HFASP - Hospital de Força Aérea de São Paulo — Prova 2023

Enunciado

Menina, 1 ano, foi trazida da creche pela mãe e chega à unidade básica de saúde com febre alta (38,5ºC), exantema maculopapular morbiliforme de direção cefalocaudal, tosse seca, coriza, conjuntivite e pequenos pontos brancos na mucosa bucal, na altura do terceiro molar. Quais as principais providências do ponto de vista epidemiológico?

Alternativas

  1. A) Colher amostras e aguardar confirmação laboratorial do diagnóstico para realizar bloqueios vacinais seletivos na creche.
  2. B) Notificar, investigar e realizar bloqueio vacinal seletivo em até 72 horas.
  3. C) Buscar casos suspeitos nos últimos 15 dias.
  4. D) Notificar depois de confirmar laboratorialmente.

Pérola Clínica

Sarampo: notificação imediata + bloqueio vacinal até 72h pós-exposição para contatos suscetíveis.

Resumo-Chave

O sarampo é uma doença de notificação compulsória imediata devido ao seu alto poder de transmissão e gravidade. A conduta epidemiológica inclui a investigação do caso e o bloqueio vacinal seletivo dos contatos suscetíveis na comunidade ou instituição, idealmente nas primeiras 72 horas após a exposição, para conter a disseminação.

Contexto Educacional

O sarampo é uma doença viral altamente contagiosa, causada pelo vírus do sarampo, que se dissemina por gotículas respiratórias. Apesar da disponibilidade de vacina eficaz, surtos ainda ocorrem, tornando a vigilância epidemiológica e a resposta rápida essenciais. A doença é caracterizada por febre alta, tosse, coriza, conjuntivite e um exantema maculopapular que se espalha pelo corpo, além das patognomônicas manchas de Koplik. Do ponto de vista epidemiológico, a suspeita de sarampo exige notificação compulsória imediata às autoridades de saúde. A investigação do caso visa identificar a fonte de infecção e os contatos do paciente. A medida mais importante para conter a disseminação é o bloqueio vacinal seletivo, que consiste na vacinação de todos os contatos suscetíveis (não vacinados ou com esquema vacinal incompleto) em até 72 horas após a exposição, utilizando a vacina tríplice viral. A rápida identificação e intervenção são cruciais para evitar a propagação da doença, especialmente em ambientes como creches e escolas. A vacinação é a principal ferramenta de prevenção, e a manutenção de altas coberturas vacinais é fundamental para a eliminação do sarampo. Residentes devem estar aptos a reconhecer a doença, notificar e orientar as medidas de controle.

Perguntas Frequentes

Quais são os principais sinais e sintomas do sarampo?

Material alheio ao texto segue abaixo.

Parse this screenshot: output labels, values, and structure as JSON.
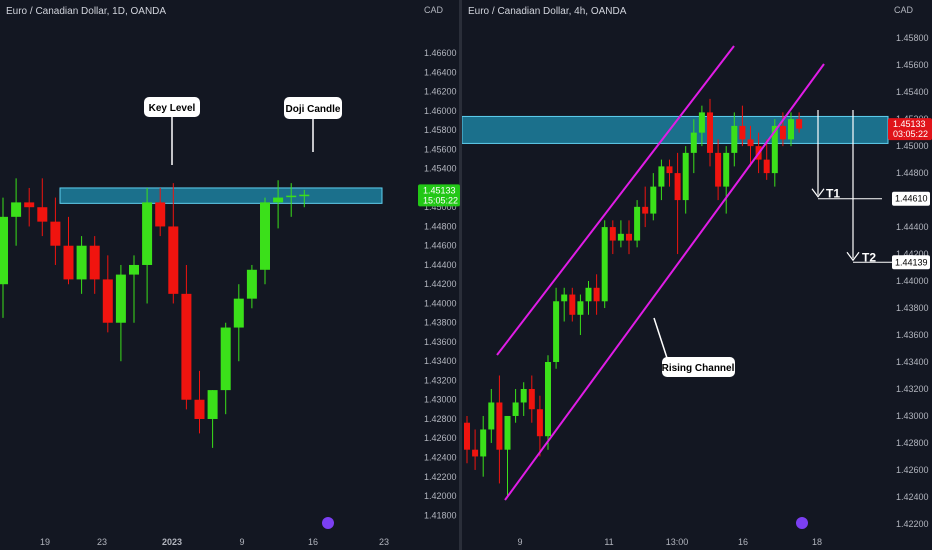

O sarampo se manifesta com febre alta, tosse, coriza, conjuntivite e o exantema maculopapular morbiliforme que se inicia na face e progride cefalocaudalmente. As manchas de Koplik na mucosa bucal são patognomônicas.

Qual a importância do bloqueio vacinal no sarampo e qual o prazo?

O bloqueio vacinal é crucial para interromper a cadeia de transmissão do sarampo, vacinando contatos suscetíveis. Deve ser realizado idealmente em até 72 horas após a exposição para ser eficaz.

Quando o sarampo deve ser notificado e quais as providências iniciais?

O sarampo é uma doença de notificação compulsória imediata. As providências iniciais incluem a notificação do caso suspeito, investigação epidemiológica e a organização do bloqueio vacinal dos contatos.